Natalie Solidarity writes at Diatribe Media:
According to the Women’s Law Center, women face unequal pay for equal work, earning on average only 77¢ for every dollar earned by men, with African American and Latina women faring even worse. Legislative bills to strengthen the laws against discrimination are still in urgent need. Furthermore, depending on industry, women earn significantly less than the 77/100 that their male counterparts for working the same jobs.
Inequality is not a new trend. A comprehensive study by the U.S. Government Accountability Office found that the gender wage gap can only be partially explained by human capital factors and so-called “work patterns.” The GAO study, released in 2003, was based on data from 1983 through 2000 from a representative sample of Americans between the ages of 25 and 65. The researchers controlled for work patterns, which include years of work experience, education, and hours of work per year, as well as differences in industry, occupation, race, marital status, and job tenure. With controls for these variables in place, the data showed that women earned, on average, 20% less than men during the entire period 1983 to 2000.
Even though the wage gap is explained away, let’s examine the factors in determining work patterns from a critical perspective. What does marital status have to do with how well one performs at her job? How does race determine value? There are a miniscule number of jobs solely based on possession of particular genitalia. The remainder should receive equal pay across gender lines, as we’re all humans with brains operating to complete functions of a specific goal. Furthermore, one can even inspect the structures which factor the explanations of disparity.

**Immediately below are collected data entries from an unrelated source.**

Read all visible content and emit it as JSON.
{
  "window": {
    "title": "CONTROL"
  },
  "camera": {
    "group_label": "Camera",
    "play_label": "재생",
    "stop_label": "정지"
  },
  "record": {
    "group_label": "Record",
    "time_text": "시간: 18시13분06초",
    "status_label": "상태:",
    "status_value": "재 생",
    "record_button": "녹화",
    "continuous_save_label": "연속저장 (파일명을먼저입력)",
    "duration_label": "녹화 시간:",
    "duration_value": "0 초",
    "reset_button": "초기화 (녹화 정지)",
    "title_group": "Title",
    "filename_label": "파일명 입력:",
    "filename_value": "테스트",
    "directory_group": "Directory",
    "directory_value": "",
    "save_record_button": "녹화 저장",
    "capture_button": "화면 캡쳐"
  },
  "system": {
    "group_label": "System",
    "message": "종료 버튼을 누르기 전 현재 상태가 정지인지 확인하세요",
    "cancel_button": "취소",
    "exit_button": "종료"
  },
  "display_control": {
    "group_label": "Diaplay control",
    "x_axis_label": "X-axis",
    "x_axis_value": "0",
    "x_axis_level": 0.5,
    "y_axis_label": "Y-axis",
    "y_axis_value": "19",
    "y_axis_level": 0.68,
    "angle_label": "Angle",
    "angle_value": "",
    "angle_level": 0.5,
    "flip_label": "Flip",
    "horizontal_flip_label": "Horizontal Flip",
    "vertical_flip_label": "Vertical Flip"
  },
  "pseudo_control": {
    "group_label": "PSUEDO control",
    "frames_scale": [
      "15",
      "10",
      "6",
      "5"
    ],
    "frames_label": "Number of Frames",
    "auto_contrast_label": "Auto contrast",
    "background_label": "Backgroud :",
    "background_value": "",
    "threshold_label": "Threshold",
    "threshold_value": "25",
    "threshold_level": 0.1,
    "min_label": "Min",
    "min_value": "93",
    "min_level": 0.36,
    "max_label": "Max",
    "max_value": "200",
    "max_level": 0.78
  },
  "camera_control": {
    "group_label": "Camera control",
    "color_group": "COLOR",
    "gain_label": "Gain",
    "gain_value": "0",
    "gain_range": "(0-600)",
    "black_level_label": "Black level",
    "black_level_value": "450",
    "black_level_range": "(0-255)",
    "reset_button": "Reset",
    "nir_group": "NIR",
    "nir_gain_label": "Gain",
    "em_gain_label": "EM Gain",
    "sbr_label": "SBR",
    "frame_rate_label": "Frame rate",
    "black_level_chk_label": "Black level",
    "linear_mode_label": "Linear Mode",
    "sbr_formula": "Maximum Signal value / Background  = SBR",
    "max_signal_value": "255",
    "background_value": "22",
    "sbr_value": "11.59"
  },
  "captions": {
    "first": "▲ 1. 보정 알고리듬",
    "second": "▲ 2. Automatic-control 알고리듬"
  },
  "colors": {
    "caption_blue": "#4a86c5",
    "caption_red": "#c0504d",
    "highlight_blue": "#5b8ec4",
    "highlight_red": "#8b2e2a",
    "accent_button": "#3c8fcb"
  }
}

In a subsequent GAO study in 2008, cleverly titled Women’s Earnings: Federal Agencies Should Better Monitor Their Performance in Enforcing Anti-Discrimination Laws, it was found that the Equal Employment Opportunity Commission and the Department of Labor “should better monitor their performance in enforcing anti-discrimination laws.” When we explore this critically, we should remember how many women represent the population in governing structures. Women hold a mere 16 percent of seats in Congress currently. The U.S. Ranks 69th in respect to the percentage of women in government. Countries that have a higher percentage of women include Tajikistan, Pakistan, Afghanistan, and Uganda.